[lit-ideas] language games

  • From: Robert Paul <rpaul@xxxxxxxx>
  • To: lit-ideas@xxxxxxxxxxxxx
  • Date: Sat, 19 Jan 2008 20:35:10 -0800

Lawrence asks

What did Wittgenstein intend with his word games. Were they strictly for fun or were they primarily educational tools?

You know a priori that nothing having to do with Wittgenstein was 'fun.'
(During his lectures he sometimes often make an amusing point and laugh at himself; if others laughed, he would hold up his hand and say, 'No, I'm serious.')

In the Blue Book, comprised of notes dictated to some members of his class on the philosophy of mathematics, after he had decided that the class was too large for him to conduct it as he would have liked, he writes

'I shall in the future again and again call your attention to what I shall call language games. These are ways of using signs simpler than those in which we use the signs of our highly complicated everyday language. Language games are the forms of language with which a child begins to make use of words. The study of language games is the study of primitive forms of language or primitive languages. If we want to study the problems of truth and falsehood, of the agreement and disagreement of propositions with reality, the nature of assertion, assumption, and question, we shall with great advantage look at primitive forms of language in which these forms of thinking appear without the confusing background of highly complicated processes of thought. When we look at such simple forms of language the mental mist which seems to enshroud our ordinary use of language disappears. We see activities and reactions which are clear-cut and transparent. On the other hand we recognize in these simple processes forms of language not separated by a break from our more complicated ones. We see that we can build up the complicated forms from the primitive ones by gradually adding new forms.
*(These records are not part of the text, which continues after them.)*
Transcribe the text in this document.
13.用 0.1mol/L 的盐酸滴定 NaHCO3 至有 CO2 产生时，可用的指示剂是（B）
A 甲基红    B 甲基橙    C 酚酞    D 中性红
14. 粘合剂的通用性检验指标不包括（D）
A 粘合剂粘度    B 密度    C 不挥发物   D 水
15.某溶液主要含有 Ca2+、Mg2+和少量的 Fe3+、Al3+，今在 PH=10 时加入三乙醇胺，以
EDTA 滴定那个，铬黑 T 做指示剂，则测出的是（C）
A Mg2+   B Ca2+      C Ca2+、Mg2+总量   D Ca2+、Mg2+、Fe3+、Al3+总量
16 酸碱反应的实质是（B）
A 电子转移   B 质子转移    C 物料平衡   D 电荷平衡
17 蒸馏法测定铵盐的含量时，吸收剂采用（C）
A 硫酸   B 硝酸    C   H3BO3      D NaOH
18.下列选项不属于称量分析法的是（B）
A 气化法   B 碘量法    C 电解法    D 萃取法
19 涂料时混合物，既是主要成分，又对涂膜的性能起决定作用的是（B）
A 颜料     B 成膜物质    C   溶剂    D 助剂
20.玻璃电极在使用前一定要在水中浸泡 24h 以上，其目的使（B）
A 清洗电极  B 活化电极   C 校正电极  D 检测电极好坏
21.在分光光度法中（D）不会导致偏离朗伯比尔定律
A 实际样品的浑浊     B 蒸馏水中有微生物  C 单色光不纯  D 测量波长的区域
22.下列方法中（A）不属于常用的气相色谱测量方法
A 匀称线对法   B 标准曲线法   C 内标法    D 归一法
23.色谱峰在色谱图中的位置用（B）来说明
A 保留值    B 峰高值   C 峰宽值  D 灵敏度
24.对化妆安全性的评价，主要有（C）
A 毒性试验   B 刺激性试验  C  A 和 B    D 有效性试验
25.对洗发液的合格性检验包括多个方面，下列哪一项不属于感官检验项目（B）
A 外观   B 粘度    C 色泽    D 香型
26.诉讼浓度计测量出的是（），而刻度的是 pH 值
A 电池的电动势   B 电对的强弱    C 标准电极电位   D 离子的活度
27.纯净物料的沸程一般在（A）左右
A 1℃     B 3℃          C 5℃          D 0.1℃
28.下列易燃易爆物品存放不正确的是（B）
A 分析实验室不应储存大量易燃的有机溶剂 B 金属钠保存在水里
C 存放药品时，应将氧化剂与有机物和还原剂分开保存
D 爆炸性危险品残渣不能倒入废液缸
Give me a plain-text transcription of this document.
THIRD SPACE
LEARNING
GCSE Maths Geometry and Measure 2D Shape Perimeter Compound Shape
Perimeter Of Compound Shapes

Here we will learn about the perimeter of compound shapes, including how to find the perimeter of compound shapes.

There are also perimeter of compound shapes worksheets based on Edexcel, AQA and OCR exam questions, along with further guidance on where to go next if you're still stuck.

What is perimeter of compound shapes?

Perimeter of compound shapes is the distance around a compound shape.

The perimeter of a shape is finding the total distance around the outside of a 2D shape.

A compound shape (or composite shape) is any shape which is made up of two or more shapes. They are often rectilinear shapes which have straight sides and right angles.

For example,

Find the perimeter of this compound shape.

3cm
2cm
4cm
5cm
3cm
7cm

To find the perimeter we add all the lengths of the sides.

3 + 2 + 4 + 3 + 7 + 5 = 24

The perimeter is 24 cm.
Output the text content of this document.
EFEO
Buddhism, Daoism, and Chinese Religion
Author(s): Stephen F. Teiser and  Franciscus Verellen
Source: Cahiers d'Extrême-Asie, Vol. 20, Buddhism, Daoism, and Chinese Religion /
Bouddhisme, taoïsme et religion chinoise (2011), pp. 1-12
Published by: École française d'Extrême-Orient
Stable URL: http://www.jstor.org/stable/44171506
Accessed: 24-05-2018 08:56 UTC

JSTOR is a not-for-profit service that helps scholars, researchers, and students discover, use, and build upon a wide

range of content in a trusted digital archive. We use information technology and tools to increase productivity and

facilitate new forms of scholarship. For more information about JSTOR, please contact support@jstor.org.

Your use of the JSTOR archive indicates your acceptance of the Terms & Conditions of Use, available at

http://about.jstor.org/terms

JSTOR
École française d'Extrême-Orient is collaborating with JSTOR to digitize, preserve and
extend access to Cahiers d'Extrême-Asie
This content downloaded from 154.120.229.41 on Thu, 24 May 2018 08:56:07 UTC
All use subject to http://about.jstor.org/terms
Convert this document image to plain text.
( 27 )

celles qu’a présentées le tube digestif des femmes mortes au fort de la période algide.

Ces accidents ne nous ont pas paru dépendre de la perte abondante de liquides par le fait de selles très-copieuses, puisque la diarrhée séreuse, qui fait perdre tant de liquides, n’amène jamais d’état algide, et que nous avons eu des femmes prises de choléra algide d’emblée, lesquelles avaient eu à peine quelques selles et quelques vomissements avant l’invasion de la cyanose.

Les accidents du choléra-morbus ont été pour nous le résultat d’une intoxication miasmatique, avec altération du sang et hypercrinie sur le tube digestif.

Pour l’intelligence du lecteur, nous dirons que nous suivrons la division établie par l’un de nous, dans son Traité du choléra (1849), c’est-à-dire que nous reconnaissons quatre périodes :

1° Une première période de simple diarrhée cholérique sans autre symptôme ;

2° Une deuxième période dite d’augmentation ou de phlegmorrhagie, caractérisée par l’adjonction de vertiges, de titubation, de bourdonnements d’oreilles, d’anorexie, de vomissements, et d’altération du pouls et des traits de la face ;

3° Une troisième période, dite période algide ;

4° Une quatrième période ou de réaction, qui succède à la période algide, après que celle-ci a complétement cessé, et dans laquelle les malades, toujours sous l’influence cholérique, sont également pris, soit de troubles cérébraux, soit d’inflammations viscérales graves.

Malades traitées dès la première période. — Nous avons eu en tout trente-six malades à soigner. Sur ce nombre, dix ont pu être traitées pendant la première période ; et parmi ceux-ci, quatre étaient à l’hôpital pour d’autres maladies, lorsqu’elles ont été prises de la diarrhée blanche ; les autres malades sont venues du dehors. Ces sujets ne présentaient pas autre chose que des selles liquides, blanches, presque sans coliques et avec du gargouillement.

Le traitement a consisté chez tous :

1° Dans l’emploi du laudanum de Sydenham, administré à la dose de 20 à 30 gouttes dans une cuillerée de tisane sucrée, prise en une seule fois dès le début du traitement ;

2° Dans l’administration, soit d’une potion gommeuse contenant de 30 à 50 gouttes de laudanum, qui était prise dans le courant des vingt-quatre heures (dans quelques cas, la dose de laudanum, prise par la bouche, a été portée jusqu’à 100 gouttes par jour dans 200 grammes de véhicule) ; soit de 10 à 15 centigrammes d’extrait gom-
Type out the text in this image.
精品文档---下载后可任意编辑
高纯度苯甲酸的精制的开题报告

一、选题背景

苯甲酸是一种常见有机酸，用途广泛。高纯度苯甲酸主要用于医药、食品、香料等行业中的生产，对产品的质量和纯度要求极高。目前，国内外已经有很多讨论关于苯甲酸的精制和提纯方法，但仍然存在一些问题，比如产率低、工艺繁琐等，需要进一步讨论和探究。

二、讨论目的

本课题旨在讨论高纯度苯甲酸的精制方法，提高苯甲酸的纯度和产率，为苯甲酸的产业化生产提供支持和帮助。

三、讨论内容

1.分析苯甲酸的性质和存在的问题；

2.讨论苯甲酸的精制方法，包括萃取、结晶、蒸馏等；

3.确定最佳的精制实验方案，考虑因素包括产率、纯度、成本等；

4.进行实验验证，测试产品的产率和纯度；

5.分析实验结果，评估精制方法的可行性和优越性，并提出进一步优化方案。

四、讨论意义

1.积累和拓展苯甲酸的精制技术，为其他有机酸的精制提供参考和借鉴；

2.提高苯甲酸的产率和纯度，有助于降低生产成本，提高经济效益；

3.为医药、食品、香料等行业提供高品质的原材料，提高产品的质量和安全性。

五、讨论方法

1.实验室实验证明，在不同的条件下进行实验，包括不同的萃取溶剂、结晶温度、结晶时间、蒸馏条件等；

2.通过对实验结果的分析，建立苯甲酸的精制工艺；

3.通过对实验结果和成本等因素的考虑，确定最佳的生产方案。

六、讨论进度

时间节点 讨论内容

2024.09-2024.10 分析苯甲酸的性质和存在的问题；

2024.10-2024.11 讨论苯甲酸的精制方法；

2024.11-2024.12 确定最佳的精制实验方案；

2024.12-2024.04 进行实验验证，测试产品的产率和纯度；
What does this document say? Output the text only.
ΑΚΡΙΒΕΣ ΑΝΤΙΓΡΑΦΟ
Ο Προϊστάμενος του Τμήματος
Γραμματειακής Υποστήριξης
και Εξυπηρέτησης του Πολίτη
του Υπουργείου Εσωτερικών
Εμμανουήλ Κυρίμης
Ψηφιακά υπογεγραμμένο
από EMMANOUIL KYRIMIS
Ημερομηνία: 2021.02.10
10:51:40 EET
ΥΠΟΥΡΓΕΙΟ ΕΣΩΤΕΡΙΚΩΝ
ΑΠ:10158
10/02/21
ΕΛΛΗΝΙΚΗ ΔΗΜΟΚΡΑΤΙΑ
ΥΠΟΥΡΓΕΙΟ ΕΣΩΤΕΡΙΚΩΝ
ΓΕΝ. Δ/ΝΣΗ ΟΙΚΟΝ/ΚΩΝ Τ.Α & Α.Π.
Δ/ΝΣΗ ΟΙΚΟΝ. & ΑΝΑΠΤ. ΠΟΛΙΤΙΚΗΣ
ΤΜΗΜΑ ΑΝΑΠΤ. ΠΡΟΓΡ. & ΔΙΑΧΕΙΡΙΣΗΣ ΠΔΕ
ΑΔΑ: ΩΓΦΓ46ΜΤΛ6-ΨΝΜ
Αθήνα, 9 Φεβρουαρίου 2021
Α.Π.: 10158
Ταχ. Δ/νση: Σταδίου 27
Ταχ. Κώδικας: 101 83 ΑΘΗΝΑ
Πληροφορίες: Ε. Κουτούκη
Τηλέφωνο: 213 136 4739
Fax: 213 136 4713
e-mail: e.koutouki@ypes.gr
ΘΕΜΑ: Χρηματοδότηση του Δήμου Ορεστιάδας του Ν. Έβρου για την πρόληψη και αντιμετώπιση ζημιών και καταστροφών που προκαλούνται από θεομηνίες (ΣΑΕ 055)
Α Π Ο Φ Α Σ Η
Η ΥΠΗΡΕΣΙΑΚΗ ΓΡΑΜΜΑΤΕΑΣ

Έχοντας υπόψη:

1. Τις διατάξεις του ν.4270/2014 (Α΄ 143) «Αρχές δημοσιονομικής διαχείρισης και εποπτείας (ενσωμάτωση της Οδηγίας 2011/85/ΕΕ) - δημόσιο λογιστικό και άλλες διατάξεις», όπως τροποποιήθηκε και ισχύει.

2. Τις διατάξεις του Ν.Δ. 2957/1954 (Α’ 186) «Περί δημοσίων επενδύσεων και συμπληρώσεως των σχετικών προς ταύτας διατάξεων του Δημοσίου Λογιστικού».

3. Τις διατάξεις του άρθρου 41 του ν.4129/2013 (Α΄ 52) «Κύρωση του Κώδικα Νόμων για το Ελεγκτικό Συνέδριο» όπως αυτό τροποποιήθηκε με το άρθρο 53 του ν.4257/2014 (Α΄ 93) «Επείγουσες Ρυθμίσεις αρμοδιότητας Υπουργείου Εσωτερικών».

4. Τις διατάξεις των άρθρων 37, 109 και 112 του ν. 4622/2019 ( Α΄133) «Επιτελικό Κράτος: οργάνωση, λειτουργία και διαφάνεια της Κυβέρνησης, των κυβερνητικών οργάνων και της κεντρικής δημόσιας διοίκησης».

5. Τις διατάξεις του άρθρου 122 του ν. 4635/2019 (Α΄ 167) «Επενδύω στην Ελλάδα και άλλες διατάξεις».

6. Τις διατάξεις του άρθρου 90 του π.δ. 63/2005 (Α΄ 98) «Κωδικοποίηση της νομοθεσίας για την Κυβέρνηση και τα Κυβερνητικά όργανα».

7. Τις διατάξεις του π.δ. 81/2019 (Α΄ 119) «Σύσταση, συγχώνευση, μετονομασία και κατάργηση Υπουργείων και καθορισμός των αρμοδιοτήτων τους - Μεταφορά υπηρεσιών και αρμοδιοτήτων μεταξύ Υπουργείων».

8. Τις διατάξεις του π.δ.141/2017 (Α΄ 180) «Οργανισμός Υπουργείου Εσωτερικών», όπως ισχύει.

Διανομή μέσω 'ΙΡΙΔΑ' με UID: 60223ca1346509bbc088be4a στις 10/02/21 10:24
'Now what makes it difficult for us to take this line of investigation is our craving for generality.'

Despite what he says above he really doesn't intend to investigate actual 'primitive languages.' Language games are like thought experiments with words, designed to break the grip of our confused and misleading ways of thinking about language itself, mental processes, and other things which philosophers have made into abstractions and generalized to death. Later, in the Investigations, language games are no longer (if they ever were) confined to 'the forms of language with which a child begins to make use of words.'

The linguistic transactions of 'the Builders' in §2 of the Investigations is a good example of a language game.